キースのことを仲間と思ってくれるのは嬉しいが、男女同部屋だと恥ずかしいことも多い。



「ダメだよ。ロミンダとも約束したんだから。今日中にEランク魔獣をいつもの倍は狩らないと」


「キースってロミンダのことを凄く気にするよね。何か思うところでもあるの?」


「そんなのある訳ないじゃないか。ロミンダだって俺のことを弟みたいに思っているだけだし」


「「怪しいんだ!」」



 ロミンダの顔を思い出して、少し顔を赤らめるキース。

それをジト目で見ているスーラとウーラ。



「さあ、立って、まだ基礎特訓を始めたばかりよ」


「そうですね。まだ始めたばかりです」



 そう言われてキースと双子は立ち上がって組手を始める。

やはり1対2の戦いではキースは全てを回避することができない。

スーラとウーラの足技が容赦なく、キースの体に叩きこまれる。

その度にキースは草原に転がることになった。



「もうそろそろ、特訓は止めて、魔獣討伐へ行かないと、本当に今日は狩りにならないぞ」


「そうね。そろそろ止めて、狩りに向かいましょうか!」


「そうですね。体も丁度ほぐれてきたところですし」



 三人は魔獣討伐のため西の森の茂みへと入っていく。

茂みの中を歩いていると三体のゴブリン達が歩いている。



「キース、一人で三体を相手にしてみなさいよ。あれだけ回避ができるなら大丈夫よ」


 ソロで行動するようになってから、Eランク魔獣といっても三体を相手にしたことはない。



「危なくなったら助けに入るから」


「私達が付いています」



 そこまで言われるとキース一人でやるしかない。

キースは剣を抜いて、ゴブリン三体を強襲する。

一体のゴブリンを茂みからの強襲で袈裟切りにし、二体目のゴブリンの腹を横薙ぎに一閃する。

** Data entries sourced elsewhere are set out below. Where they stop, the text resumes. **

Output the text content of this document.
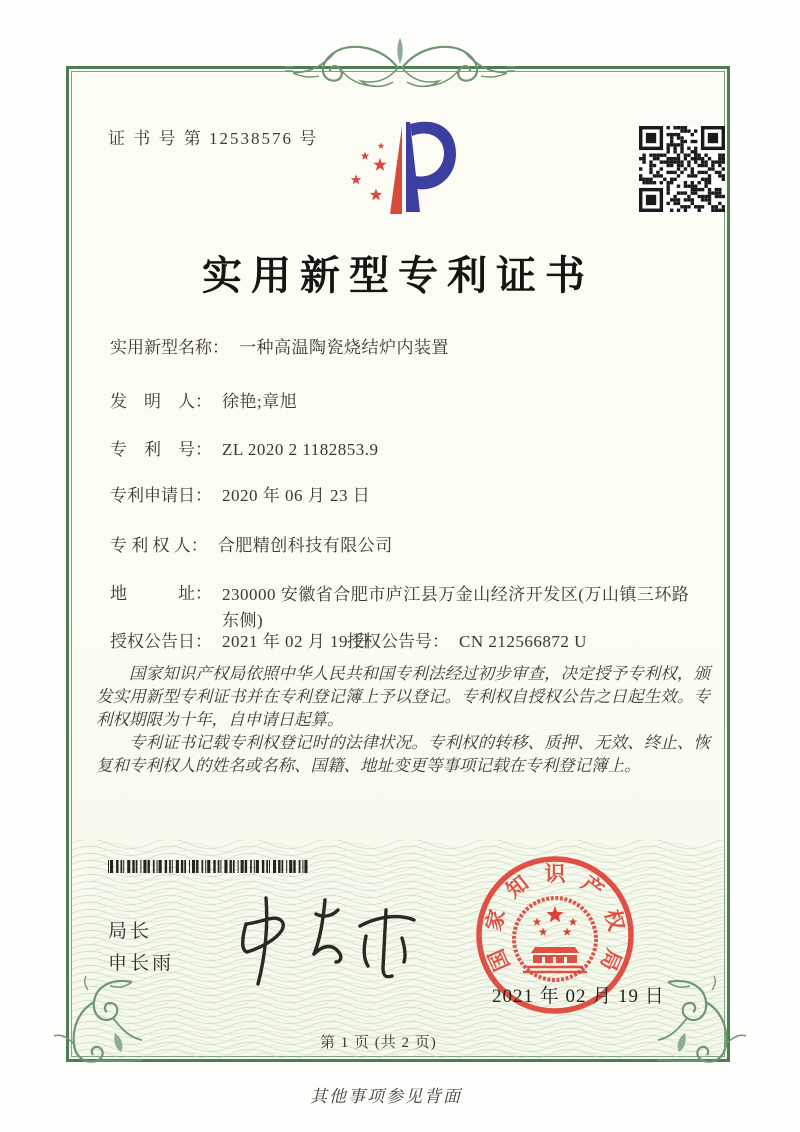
证 书 号 第 12538576 号
实用新型专利证书
实用新型名称： 一种高温陶瓷烧结炉内装置
发　明　人： 徐艳;章旭
专　利　号： ZL 2020 2 1182853.9
专利申请日： 2020 年 06 月 23 日
专 利 权 人： 合肥精创科技有限公司
地　　　址： 230000 安徽省合肥市庐江县万金山经济开发区(万山镇三环路东侧)
授权公告日： 2021 年 02 月 19 日
授权公告号： CN 212566872 U

国家知识产权局依照中华人民共和国专利法经过初步审查，决定授予专利权，颁发实用新型专利证书并在专利登记簿上予以登记。专利权自授权公告之日起生效。专利权期限为十年，自申请日起算。

专利证书记载专利权登记时的法律状况。专利权的转移、质押、无效、终止、恢复和专利权人的姓名或名称、国籍、地址变更等事项记载在专利登记簿上。

局长
申长雨	国
家
知 识 产
权
局
2021 年 02 月 19 日
第 1 页 (共 2 页)
其他事项参见背面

三体目のゴブリンが天然の戦斧を上段に構えて振り下ろしてくるが、キースは簡単に回避した。

そして逆袈裟切りにゴブリンの体を剣で斬りあげる。


 茂みの中から出て来た双子は小さく拍手をしていた。



「いい動きだったわ。三体を一瞬なんて、キースもやるじゃん」


「そうですね。キースもEランク魔獣相手なら大丈夫ですね」


「確かに三体ならなんとかなるよ。だけど群れられたら無理だ。自分の限界ぐらいわかってる」



 確かにキースの言うとおり、Eランク三体ぐらいまでならなんとかなる。

しかしEランク魔獣は群れることが多く、仲間が集まれば十体を超えることもある。

そうなるとキースの回避能力では避けられなくなる。



「そこの線引きがわかっているなら合格点」


「確かに、無謀と冒険は違いますからね。線引きは必要ですね」



 そう言いながら、森の中を三人で樹木に隠れながら歩いていく。

すると樹木の向こう側にオーク四体の姿が見える。

オークはDランク魔獣だ。それも四体。



「大丈夫よ。キースの支援魔法があれば、オーク四体ぐらい楽なもんだわ」


「私達もキースに良い所をみせないといけませんね。スーラ」


「「支援はキースに任せたからね」」



 双子達は双剣のシミッターを抜いて、オーク四体の群れへと突貫していった。

その後ろをキースは慌てて追っていく。


 双子は素早くて、しなやかな動きで、オーク四体へ強襲する。

キースはオーク達へデバフの支援魔法をしかける準備に入った。